Indications géographiques,Propriété industrielle

Enfin une protection européenne des produits industriels et artisanaux ! Les cordonniers sont-ils toujours les plus mal chaussés ? Par Audrey Aubard (Consultante – Aubard Consulting, Secrétaire Générale de l’Association Française des Indications Géographiques Industrielles et Artisanales – AFIGIA) et Arnaud Lellinger (Avocat – LLF Avocats)

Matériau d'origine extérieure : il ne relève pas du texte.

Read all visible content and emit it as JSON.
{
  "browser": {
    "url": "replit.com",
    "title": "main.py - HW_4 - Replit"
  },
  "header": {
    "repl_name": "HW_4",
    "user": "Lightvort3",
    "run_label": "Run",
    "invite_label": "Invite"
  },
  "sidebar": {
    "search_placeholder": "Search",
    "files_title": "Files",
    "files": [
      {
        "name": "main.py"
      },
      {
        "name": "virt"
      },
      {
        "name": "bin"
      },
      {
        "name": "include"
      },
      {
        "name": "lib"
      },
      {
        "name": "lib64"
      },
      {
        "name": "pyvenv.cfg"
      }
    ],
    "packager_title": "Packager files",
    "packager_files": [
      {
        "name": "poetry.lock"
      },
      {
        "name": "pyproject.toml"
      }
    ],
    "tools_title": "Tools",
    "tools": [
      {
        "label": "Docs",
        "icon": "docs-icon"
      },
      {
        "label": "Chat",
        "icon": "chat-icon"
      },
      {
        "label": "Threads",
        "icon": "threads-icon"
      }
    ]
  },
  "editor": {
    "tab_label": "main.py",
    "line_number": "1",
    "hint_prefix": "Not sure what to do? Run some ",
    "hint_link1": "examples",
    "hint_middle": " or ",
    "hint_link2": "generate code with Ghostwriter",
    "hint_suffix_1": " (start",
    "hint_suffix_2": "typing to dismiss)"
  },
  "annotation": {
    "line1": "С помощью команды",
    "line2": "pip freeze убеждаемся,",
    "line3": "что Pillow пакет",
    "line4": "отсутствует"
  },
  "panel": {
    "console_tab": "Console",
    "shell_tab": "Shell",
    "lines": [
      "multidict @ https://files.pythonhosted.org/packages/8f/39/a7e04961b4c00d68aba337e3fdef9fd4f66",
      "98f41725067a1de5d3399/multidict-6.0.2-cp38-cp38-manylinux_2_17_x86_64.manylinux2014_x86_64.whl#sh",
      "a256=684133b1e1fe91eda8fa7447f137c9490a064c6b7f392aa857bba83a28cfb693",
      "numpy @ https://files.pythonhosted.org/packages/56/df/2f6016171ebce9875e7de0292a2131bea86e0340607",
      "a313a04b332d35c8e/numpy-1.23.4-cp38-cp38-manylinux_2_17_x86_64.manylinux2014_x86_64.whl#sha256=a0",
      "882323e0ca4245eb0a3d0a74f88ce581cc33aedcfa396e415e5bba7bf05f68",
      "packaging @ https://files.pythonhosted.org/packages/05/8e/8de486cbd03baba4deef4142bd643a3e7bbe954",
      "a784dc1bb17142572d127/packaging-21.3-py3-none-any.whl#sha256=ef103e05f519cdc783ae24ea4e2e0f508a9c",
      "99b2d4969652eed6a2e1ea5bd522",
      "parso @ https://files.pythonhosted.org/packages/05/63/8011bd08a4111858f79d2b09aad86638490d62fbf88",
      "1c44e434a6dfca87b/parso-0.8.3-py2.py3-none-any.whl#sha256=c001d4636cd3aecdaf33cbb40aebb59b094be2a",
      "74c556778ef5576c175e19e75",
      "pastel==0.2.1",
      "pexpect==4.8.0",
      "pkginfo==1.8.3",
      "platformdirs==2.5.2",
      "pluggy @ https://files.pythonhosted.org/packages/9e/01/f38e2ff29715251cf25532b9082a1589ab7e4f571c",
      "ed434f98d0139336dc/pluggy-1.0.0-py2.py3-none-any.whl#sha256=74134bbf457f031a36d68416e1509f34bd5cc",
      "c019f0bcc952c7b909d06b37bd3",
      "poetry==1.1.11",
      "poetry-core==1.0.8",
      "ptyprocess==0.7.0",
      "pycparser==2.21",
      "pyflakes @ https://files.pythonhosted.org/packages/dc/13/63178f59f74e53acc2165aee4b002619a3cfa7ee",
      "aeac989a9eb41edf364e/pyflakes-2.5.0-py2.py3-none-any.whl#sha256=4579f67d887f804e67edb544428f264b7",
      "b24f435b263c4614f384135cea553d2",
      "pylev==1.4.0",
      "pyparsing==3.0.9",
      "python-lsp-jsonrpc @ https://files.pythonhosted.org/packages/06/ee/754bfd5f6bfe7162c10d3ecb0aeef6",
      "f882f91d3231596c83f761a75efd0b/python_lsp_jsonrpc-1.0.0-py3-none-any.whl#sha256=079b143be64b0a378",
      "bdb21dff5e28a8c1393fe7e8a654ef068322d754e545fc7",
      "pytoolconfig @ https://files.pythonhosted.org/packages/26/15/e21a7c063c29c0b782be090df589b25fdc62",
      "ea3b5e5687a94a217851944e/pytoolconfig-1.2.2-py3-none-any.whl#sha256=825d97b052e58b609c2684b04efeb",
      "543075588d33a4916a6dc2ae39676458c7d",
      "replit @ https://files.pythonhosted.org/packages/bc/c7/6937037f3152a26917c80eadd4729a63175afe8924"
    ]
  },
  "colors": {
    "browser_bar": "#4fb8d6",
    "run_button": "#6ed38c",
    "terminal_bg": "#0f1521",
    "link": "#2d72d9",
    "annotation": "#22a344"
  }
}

Si les indications géographiques pour les vins, les boissons spiritueuses, les produits agricoles et les denrées alimentaires bénéficient d’une protection depuis les années 1970, avec notamment la mise en place des vins de qualité produits dans une région déterminée (VQPRD), et grâce à toute une série de règlements, dont les règlements (UE) n°2019/787, (UE) n° 251/2014 et (UE) n°1151/2012, les indications géographiques pour les produits industriels et artisanaux restaient indéniablement le talon d’Achille de l’arsenal européen, ne bénéficiant d’aucune réglementation harmonisée, contrairement aux engagements internationaux de l’UE.

Certes, on pouvait relever çà et là des législations régionales ou nationales sui generis (notamment en France depuis la loi n°2014-344 du 17 mars 2014 relative à la consommation, dite « Loi Hamon »), qui n’offraient cependant pas de protection à la hauteur de ces trésors du patrimoine européen que sont la Porcelaine de Limoges, le Verre de Murano, la Coutellerie de Solingen, le Tweed du Donegal, la Dentelle de Halas ou encore le Figurado de Barcelos.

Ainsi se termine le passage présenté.